There is nothing that can be done for it.  Yes, they can be removed, and I have had some of them taken off, but there is no way to get rid of all of them.  Some people who have them removed, wind up getting more of them because they grow on affected nerve endings.

I have learned to live with it.   I am aware of them ALL of the time.  When I talk to people, even though I know that it is all in my head, I think that all they are focusing on are the “bumps”. My husband doesn’t care.  He tells me that I am beautiful everyday.  I just don’t feel it.  I try to.  I really do.  I look at myself in the mirror and don’t see it.  I am embarrassed to say that I am mean to myself.  I call myself ugly names that I would never, ever speak to anyone else.  I sometimes wonder why I bother with makeup since I cannot hide them.

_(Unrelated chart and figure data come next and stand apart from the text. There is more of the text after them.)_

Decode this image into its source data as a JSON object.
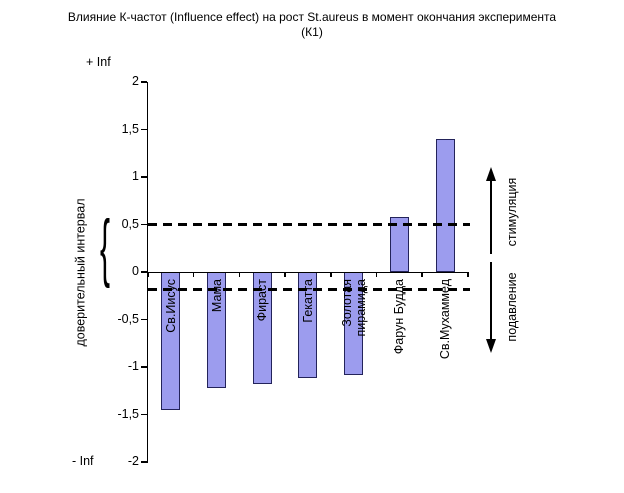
{
  "title": {
    "line1": "Влияние К-частот (Influence effect) на рост St.aureus в момент окончания эксперимента",
    "line2": "(К1)"
  },
  "y_axis": {
    "label": "доверительный интервал",
    "plus_inf": "+ Inf",
    "minus_inf": "- Inf",
    "tick_labels": [
      "2",
      "1,5",
      "1",
      "0,5",
      "0",
      "-0,5",
      "-1",
      "-1,5",
      "-2"
    ]
  },
  "confidence_brace": "{",
  "right_annotations": {
    "stimulation": "стимуляция",
    "suppression": "подавление"
  },
  "chart_data": {
    "type": "bar",
    "title": "Влияние К-частот (Influence effect) на рост St.aureus в момент окончания эксперимента (К1)",
    "categories": [
      "Св.Иисус",
      "Мама",
      "Фираст",
      "Гекатта",
      "Золотая\nпирамида",
      "Фарун Будда",
      "Св.Мухаммед"
    ],
    "values": [
      -1.45,
      -1.22,
      -1.18,
      -1.12,
      -1.08,
      0.58,
      1.4
    ],
    "ylabel": "доверительный интервал",
    "ylim": [
      -2,
      2
    ],
    "ytick_step": 0.5,
    "reference_lines": [
      0.5,
      -0.18
    ],
    "grid": false,
    "legend": false,
    "bar_color": "#9c9cee",
    "bar_border_color": "#23235a",
    "annotation_up": "стимуляция",
    "annotation_down": "подавление"
  }
}
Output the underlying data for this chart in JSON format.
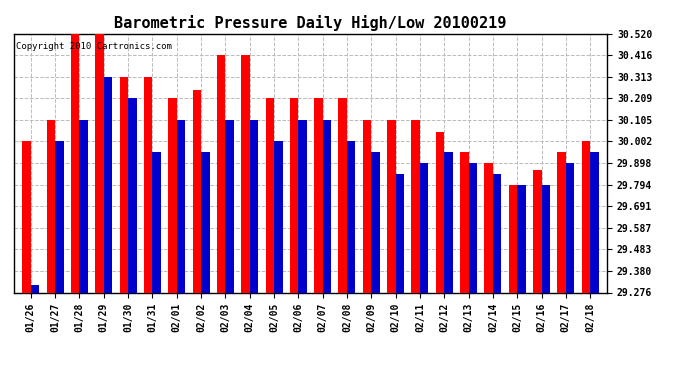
{
  "title": "Barometric Pressure Daily High/Low 20100219",
  "copyright": "Copyright 2010 Cartronics.com",
  "dates": [
    "01/26",
    "01/27",
    "01/28",
    "01/29",
    "01/30",
    "01/31",
    "02/01",
    "02/02",
    "02/03",
    "02/04",
    "02/05",
    "02/06",
    "02/07",
    "02/08",
    "02/09",
    "02/10",
    "02/11",
    "02/12",
    "02/13",
    "02/14",
    "02/15",
    "02/16",
    "02/17",
    "02/18"
  ],
  "highs": [
    30.002,
    30.105,
    30.52,
    30.52,
    30.313,
    30.313,
    30.209,
    30.25,
    30.416,
    30.416,
    30.209,
    30.209,
    30.209,
    30.209,
    30.105,
    30.105,
    30.105,
    30.05,
    29.95,
    29.898,
    29.794,
    29.864,
    29.95,
    30.002
  ],
  "lows": [
    29.31,
    30.002,
    30.105,
    30.313,
    30.209,
    29.95,
    30.105,
    29.95,
    30.105,
    30.105,
    30.002,
    30.105,
    30.105,
    30.002,
    29.95,
    29.846,
    29.898,
    29.95,
    29.898,
    29.846,
    29.794,
    29.794,
    29.898,
    29.95
  ],
  "high_color": "#ff0000",
  "low_color": "#0000cc",
  "bg_color": "#ffffff",
  "grid_color": "#bbbbbb",
  "ylim_min": 29.276,
  "ylim_max": 30.52,
  "yticks": [
    29.276,
    29.38,
    29.483,
    29.587,
    29.691,
    29.794,
    29.898,
    30.002,
    30.105,
    30.209,
    30.313,
    30.416,
    30.52
  ],
  "title_fontsize": 11,
  "copyright_fontsize": 6.5,
  "bar_width": 0.35,
  "fig_width": 6.9,
  "fig_height": 3.75,
  "dpi": 100
}
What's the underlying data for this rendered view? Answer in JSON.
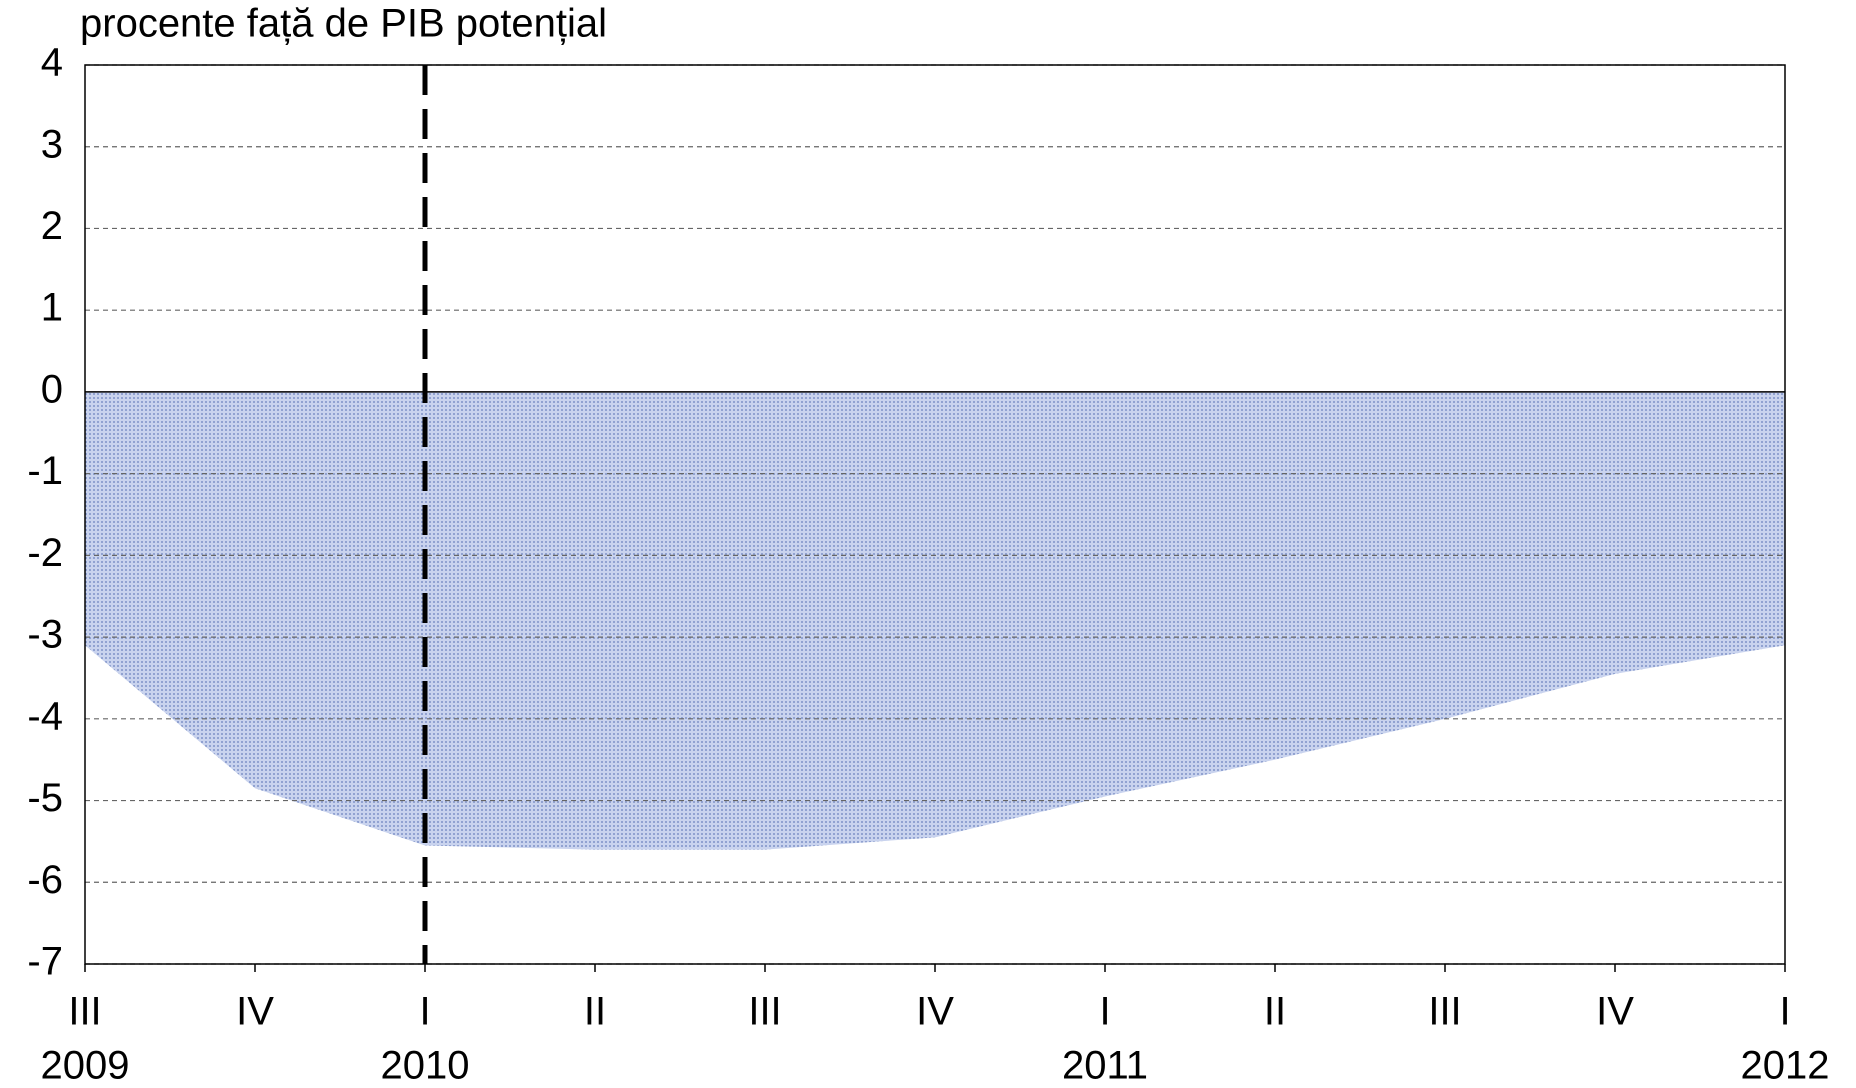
{
  "chart_data": {
    "type": "area",
    "title": "procente față de PIB potențial",
    "categories": [
      "III",
      "IV",
      "I",
      "II",
      "III",
      "IV",
      "I",
      "II",
      "III",
      "IV",
      "I"
    ],
    "years": [
      "2009",
      null,
      "2010",
      null,
      null,
      null,
      "2011",
      null,
      null,
      null,
      "2012"
    ],
    "values": [
      -3.1,
      -4.85,
      -5.55,
      -5.6,
      -5.6,
      -5.45,
      -4.95,
      -4.5,
      -4.0,
      -3.45,
      -3.1
    ],
    "color": "#9fb0da",
    "ylim": [
      -7,
      4
    ],
    "yticks": [
      -7,
      -6,
      -5,
      -4,
      -3,
      -2,
      -1,
      0,
      1,
      2,
      3,
      4
    ],
    "grid": true,
    "vline_at": 2
  }
}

I know that beauty is not only on the outside.  It is my motto!!  I do have areas I try to focus on.  I love my green/blue eye color.  On a “good hair day”, I love my long hair. I don’t like getting my photo taken, but there are a few that I actually do consider myself pretty in.  Those are what I need to look at to remind myself of my inner beauty.  I know it is there.  I just need to find the confidence to find it everyday.